MILAN — The coronavirus outbreak and a weak economic outlook could trigger a fall of more than 15 percent in car sales in Italy this year, industry association UNRAE said, calling on Rome for support.
Without “timely and robust” measures, Italy’s car market risks losing about 300,000 registrations this year from around 1.92 million in 2019, when sales were up 0.3 percent, UNRAE said in a statement on Friday.
The automotive industry accounts for around 10 percent of Italy’s GDP, the group said.
UNRAE General Manager Andrea Cardinali said that based on January and February market trends, before the coronavirus emergency broke, the group’s research center estimated a market drop of around 7 percent this year, or 135,000 registrations.
“If we add the virus impact we could more than double that, to 300,000,” he said.
UNRAE, which represents foreign automakers, said that environmental incentives that the government introduced a year ago on low-emission vehicles covered less than 2 percent of the Italian market.
Cardinali said government funds to support car purchases amounted to just 70 million euros ($79 million) this year. “That’s far too little,” he said.
The death toll from the virus outbreak in Italy, Europe’s worst-hit country, rose to 148 on Thursday, while contagion cases rose above 3,800.

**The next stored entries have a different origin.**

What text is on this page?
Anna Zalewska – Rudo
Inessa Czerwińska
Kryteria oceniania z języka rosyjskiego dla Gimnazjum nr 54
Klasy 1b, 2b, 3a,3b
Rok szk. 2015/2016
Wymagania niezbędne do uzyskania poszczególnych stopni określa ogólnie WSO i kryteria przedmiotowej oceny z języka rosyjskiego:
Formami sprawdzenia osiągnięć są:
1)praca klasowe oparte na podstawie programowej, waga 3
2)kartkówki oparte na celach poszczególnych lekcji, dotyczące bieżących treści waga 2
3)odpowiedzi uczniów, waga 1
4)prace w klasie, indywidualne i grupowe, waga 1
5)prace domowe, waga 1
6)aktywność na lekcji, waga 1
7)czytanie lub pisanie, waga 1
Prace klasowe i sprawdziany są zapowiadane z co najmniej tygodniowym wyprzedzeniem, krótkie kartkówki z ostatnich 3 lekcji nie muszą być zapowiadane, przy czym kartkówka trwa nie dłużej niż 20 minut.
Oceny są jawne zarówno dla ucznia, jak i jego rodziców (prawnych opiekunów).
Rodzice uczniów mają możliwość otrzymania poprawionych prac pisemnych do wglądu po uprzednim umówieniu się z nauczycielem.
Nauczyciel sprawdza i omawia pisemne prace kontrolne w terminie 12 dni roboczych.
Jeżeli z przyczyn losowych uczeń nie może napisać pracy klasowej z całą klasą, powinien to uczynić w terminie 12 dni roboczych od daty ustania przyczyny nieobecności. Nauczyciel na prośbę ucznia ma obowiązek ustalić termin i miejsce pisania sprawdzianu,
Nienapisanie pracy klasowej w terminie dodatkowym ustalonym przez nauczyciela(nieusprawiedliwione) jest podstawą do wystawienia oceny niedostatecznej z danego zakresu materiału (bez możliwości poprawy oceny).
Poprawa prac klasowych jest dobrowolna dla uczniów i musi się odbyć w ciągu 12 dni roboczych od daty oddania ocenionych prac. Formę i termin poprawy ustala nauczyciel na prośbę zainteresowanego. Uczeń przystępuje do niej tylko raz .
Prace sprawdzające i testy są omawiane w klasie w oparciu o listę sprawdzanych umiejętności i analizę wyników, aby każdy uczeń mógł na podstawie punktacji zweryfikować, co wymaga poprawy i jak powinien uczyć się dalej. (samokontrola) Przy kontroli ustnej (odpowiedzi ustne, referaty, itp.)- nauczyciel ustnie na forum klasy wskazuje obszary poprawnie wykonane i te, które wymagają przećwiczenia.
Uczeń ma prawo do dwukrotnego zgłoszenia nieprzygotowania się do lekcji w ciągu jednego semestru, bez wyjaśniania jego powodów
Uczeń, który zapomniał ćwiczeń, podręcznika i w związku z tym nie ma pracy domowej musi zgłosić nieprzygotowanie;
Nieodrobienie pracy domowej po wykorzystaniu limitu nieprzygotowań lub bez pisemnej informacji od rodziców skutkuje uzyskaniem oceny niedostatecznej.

The Italian government has imposed draconian measures to try to contain the virus. Shortly after the contagion first came to light on Feb. 20, the government imposed a quarantine on two areas — one encompassing 10 Lombardy towns southeast of Milan, and another, smaller red zone in the region of Veneto to the east.
Inhabitants are blocked inside the affected towns and police prevent any outsiders from entering.
The government has said it would double the money pledged to help the economy cope with the impact of the virus.
On Friday, the statistics bureau, ISTAT, said Italy’s economic outlook was already negative in February, before the country was hit by the virus which has heavily disrupted the economy, especially the tourist sector.